Прошел одну комнату, другую. Везде было пусто.

Он постоял у окна в кабинете Торстена Хедмана. Было душно. Он распахнул окно.

Где-то на ближнем дворе ныла шарманка. Он вслушался: модная песенка.

И она - его любимая, она - та, что целовала его в сиреневой беседке, она - она…

"Прочь сердце рвется, в даль, даль, даль…"

Так вот что это значило: свадебное путешествие на Ривьеру, в Италию, а то в Египет… Слова звенели в ушах, мучили:

"Прочь сердце рвется, в даль, даль, даль…"

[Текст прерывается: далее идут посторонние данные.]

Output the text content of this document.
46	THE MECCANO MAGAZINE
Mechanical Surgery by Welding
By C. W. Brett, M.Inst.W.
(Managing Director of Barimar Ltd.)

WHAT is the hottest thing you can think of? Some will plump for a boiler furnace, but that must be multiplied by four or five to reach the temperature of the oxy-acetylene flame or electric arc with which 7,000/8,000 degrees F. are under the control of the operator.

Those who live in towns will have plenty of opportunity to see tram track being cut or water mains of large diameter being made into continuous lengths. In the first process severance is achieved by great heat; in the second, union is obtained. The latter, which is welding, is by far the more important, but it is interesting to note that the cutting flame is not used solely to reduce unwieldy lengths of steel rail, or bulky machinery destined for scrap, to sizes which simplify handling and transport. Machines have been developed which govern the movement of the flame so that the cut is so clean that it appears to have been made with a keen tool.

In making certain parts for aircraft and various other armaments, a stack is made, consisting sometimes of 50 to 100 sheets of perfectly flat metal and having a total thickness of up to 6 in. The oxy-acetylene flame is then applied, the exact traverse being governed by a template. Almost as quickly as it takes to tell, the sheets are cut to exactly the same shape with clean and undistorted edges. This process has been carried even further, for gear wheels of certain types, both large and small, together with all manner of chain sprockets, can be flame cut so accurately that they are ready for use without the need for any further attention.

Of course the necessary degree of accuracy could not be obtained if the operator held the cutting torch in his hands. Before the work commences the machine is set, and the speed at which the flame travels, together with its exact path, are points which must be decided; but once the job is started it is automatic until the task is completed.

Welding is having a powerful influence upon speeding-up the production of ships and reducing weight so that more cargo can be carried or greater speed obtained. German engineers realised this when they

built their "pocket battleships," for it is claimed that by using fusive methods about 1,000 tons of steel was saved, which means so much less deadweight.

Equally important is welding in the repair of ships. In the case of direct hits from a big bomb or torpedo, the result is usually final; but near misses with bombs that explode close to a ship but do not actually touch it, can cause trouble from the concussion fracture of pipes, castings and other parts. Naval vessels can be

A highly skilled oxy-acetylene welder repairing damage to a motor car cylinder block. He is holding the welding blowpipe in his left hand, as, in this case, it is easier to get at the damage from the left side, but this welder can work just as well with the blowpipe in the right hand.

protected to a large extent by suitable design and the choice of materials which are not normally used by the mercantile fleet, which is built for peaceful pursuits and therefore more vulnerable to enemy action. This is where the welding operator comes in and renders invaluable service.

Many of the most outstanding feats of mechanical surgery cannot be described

Взгляд его упал на диван. Там они сидели - в тот самый последний раз. А в дверях, уже уходя, она вдруг сказала: "Я бы хотела! Но я боюсь!"

Потом он вспомнил, что ему думалось тогда, когда она сказала ему: "Я буду ждать". Ему неприятно было, что она так сказала!

Вот ты и получил, чего добивался. Никто тебя не ждет. Никто!

Он вскрикнул, как от резкой боли, и плашмя бросился на диван.

II
Судьбу не выбирают. Равно как не выбирают жену, или любовницу, или детей. Они даются человеку, они у него есть, и, случается, он теряет их. Но их не выбирают!

Шли годы.

Арвид Шернблум работал в газете. Года два спустя его сделали постоянным музыкальным рецензентом. После того вечера, когда благодаря случаю ему довелось оценить дебют фрекен Клархольм в "Фаусте", он в свободные часы перечитал почти все, что было в Королевской библиотеке о музыке. А коль скоро он от природы не лишен был некоторой музыкальности, он при первой же возможности заступил место прежнего рецензента, слишком уж часто хворавшего. И через два-три года жалованье ему повысили до двух тысяч четырехсот крон в год, разумеется, на том условии, что он будет делать всякого рода работу, - и даже более того. Газета не достигла пока того процветания, когда можно швырять такие деньги исключительно на музыку. Но дела шли неплохо, это видно было всякому. Число подписчиков росло, росло число объявлений, и к тому же газета распухала в объеме, словно благословенная плодом женщина. К несчастью, росли и траты, - да еще как! - все это объяснил Арвиду Маркель. Кто платил - разобраться никто не мог. Генри Стил давно отступился от "Национальбладет". Потом пришел кто-то другой, потом третий, и теперь уже неведомо кто держал в портфеле львиную долю подпрыгнувших в цене акций… А доктор Донкер разъезжал то на дрожках, то в автомобиле, - писать теперь ему и вовсе стало некогда, - и в выплатные дни в кассе всегда звенели деньги.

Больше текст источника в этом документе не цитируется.